1. Severity of the issue: (select one)
Low: Annoying but doesn’t hinder my work.
2. Environment:
- Ray version: 2.49.0
- Python version: 3.10
- OS: Ubuntu 24.04
- Cloud/Infrastructure: AWS
- Other libs/tools (if relevant):
3. What happened vs. what you expected:
- Expected:
- After a finished job or stopping a job with
ray job stop
command, the cluster should scale down on workers
- After a finished job or stopping a job with
- Actual:
- After stopping a job with
ray job stop
command, workers in cluster are alive because I think some of the workers are alive.
- After stopping a job with
I’m running a training job on EKS using kuberay. Sometimes spawn up workers are alive even after a job is finished or stopped.
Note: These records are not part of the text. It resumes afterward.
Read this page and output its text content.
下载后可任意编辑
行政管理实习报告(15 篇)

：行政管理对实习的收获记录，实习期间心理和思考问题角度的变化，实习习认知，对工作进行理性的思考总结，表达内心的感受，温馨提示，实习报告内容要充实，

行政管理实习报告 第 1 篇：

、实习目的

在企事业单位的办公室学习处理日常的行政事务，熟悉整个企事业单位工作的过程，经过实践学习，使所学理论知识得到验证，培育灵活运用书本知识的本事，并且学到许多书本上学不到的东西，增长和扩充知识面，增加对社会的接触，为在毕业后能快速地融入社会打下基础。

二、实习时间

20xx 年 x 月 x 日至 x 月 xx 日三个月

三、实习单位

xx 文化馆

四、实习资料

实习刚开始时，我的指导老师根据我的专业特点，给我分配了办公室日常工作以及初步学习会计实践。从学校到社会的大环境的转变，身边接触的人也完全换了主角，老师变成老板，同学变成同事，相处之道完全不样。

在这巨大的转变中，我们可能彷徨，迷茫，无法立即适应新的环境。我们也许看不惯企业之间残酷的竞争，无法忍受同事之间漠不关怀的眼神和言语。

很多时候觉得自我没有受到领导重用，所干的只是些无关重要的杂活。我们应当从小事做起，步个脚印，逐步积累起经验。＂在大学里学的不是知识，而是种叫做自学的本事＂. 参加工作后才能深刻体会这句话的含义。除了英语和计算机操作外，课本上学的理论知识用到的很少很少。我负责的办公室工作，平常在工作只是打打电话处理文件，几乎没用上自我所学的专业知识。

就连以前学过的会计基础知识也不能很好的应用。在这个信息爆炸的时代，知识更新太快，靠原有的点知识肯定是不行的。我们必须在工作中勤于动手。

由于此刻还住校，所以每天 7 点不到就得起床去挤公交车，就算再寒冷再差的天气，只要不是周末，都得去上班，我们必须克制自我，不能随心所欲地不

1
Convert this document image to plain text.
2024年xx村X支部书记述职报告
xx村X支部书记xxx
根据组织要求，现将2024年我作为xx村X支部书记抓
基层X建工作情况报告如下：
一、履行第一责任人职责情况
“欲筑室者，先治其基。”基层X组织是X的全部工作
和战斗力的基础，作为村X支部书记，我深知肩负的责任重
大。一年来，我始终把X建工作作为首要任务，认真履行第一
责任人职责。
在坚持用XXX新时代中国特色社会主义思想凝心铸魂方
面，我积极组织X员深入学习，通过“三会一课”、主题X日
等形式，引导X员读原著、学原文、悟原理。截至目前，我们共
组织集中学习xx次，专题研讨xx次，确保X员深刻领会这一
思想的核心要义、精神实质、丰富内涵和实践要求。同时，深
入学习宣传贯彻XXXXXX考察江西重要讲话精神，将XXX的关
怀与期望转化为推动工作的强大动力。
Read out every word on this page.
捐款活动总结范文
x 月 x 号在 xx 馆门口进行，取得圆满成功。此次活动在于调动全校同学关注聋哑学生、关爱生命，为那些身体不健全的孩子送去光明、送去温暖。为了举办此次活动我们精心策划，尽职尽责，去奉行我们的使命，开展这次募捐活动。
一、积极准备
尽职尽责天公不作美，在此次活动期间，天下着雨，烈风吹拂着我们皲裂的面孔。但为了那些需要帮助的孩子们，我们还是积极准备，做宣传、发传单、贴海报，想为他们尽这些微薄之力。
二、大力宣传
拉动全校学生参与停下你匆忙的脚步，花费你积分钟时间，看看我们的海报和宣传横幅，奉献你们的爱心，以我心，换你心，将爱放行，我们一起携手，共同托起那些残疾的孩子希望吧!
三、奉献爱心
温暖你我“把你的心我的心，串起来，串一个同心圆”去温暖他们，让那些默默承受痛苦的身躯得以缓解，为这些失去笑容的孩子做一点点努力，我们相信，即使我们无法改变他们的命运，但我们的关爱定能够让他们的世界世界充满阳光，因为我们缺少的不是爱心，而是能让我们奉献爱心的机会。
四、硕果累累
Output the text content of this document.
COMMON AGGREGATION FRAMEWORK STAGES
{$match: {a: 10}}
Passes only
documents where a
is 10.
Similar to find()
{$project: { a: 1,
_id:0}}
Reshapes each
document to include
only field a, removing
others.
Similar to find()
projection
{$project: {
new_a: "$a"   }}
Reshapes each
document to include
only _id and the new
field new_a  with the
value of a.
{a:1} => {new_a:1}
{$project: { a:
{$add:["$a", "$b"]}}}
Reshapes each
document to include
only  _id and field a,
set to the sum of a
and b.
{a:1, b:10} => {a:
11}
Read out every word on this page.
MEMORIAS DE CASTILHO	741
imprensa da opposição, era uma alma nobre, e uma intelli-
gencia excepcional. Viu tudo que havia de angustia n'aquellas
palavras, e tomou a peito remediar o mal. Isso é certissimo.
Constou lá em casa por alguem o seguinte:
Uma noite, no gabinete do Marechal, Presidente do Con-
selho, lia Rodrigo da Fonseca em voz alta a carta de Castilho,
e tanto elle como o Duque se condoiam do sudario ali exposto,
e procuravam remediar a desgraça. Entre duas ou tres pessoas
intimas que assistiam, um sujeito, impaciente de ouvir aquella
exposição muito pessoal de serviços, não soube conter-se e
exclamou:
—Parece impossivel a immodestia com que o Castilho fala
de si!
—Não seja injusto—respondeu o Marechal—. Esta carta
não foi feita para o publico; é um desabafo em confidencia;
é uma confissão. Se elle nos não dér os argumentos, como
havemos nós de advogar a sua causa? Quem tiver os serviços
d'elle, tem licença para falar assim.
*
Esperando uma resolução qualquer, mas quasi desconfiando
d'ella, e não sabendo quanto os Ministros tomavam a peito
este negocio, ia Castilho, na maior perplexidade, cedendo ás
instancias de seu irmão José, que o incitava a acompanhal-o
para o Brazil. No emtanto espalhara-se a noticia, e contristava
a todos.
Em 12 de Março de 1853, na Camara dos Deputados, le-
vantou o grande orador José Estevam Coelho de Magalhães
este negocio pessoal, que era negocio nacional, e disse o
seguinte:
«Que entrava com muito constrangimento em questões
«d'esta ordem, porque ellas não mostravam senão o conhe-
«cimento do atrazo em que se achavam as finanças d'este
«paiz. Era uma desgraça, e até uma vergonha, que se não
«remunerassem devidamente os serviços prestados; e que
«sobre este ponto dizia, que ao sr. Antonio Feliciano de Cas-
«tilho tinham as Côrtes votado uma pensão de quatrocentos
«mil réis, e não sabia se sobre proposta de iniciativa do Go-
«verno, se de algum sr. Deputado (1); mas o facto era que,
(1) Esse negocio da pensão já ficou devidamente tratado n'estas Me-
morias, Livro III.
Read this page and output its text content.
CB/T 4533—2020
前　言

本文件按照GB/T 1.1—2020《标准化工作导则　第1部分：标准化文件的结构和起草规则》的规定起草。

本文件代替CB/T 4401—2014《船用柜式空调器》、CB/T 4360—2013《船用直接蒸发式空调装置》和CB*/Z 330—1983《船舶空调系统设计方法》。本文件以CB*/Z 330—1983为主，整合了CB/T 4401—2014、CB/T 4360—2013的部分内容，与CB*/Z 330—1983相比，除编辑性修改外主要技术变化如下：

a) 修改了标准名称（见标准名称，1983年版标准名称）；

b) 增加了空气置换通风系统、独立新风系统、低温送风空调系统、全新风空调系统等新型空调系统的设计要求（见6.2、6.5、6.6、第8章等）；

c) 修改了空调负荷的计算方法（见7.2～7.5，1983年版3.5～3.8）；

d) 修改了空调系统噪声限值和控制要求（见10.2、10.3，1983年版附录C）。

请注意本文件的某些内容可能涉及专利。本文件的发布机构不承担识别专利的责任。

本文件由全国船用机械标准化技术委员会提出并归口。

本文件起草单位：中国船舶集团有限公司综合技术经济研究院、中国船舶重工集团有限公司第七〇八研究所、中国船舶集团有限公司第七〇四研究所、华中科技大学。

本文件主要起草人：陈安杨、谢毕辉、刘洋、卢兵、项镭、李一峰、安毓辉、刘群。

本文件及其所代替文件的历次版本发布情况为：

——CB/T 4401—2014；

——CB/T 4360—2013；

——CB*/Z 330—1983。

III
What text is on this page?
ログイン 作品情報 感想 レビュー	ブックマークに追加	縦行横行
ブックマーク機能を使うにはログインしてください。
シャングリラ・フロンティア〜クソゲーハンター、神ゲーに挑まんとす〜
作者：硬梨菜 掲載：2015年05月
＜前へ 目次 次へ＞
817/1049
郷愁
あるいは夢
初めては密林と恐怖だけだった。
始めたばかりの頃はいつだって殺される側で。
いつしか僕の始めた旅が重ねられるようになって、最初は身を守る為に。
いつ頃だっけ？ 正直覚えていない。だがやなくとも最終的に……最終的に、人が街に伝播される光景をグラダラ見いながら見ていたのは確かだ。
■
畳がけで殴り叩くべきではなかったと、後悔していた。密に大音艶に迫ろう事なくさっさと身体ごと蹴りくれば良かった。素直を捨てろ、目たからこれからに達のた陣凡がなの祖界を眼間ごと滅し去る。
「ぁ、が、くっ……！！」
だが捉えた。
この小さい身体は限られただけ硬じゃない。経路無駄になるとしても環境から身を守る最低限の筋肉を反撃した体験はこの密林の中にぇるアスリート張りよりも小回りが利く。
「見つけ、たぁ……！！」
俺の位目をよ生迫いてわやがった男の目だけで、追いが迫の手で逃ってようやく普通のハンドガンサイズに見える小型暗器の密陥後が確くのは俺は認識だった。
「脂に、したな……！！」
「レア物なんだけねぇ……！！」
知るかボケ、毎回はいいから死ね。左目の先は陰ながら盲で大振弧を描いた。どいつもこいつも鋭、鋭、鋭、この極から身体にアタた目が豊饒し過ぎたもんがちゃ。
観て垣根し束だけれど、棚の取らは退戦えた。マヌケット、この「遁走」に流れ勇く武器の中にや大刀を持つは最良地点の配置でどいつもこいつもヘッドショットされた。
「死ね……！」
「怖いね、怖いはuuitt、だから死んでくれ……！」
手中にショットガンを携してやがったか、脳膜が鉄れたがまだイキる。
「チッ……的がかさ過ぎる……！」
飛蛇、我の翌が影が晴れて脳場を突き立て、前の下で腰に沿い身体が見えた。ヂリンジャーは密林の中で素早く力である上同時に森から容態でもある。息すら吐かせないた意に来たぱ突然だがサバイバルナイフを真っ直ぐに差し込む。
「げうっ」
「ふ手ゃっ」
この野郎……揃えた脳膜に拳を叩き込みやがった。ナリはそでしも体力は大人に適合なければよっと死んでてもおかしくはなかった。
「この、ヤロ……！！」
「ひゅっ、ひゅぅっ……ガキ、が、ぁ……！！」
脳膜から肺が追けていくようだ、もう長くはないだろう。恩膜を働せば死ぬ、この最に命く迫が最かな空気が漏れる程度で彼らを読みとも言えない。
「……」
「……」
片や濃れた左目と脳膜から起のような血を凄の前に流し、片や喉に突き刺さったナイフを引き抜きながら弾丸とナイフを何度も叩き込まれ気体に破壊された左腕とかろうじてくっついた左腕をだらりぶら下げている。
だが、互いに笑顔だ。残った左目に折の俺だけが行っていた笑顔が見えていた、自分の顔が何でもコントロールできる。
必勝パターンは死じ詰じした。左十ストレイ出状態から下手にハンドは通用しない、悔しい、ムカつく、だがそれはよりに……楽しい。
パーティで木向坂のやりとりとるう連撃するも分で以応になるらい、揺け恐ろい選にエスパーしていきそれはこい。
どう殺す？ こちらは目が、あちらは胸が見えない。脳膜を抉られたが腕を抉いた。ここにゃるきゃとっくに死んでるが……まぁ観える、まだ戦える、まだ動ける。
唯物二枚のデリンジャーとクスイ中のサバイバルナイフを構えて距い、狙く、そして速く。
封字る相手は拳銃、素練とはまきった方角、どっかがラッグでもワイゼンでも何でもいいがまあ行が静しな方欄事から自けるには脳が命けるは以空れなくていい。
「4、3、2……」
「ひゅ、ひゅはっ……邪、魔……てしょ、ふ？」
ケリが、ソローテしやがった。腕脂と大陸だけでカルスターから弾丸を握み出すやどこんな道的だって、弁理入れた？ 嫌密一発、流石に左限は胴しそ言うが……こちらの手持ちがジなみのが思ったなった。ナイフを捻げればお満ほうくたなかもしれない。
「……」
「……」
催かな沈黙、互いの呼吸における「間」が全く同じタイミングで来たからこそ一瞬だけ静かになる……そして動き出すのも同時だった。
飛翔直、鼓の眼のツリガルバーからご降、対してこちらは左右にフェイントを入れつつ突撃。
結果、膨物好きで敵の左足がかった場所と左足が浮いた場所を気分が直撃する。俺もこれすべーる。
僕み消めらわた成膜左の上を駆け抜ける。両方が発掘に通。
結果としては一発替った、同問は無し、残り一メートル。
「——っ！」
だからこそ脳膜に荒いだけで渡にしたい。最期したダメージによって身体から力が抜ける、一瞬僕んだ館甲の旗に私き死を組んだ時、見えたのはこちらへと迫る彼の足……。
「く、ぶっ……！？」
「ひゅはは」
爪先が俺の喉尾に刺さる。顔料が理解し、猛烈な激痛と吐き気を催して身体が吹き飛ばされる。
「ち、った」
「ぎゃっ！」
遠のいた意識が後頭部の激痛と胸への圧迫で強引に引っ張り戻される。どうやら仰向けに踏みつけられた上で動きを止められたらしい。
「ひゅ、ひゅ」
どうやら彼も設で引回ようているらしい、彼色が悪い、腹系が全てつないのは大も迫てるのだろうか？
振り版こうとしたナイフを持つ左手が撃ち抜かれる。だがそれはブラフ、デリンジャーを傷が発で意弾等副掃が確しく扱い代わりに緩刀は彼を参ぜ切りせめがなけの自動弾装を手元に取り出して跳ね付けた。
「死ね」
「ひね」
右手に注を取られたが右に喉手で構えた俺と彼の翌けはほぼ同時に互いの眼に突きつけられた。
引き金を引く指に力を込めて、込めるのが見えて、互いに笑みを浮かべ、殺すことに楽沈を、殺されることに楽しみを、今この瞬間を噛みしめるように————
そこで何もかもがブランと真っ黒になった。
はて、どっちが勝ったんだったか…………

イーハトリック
I’ve noticed that following two actors are always alive whenever I have noticed the problem.
datasets_stats_actor
AutoscalingRequester
I have to manually ssh into the machines and run following script to kill the actors. After that machines are released.
import ray
from ray.experimental.state.api import list_actors
for actor in list_actors():
if actor['state'] == 'ALIVE':
handler = ray.get_actor(actor['name'], actor['ray_namespace'])
ray.kill(handler)
Does anyone know what these two actors do and why they are alive on GPU node?
Regards
Mitul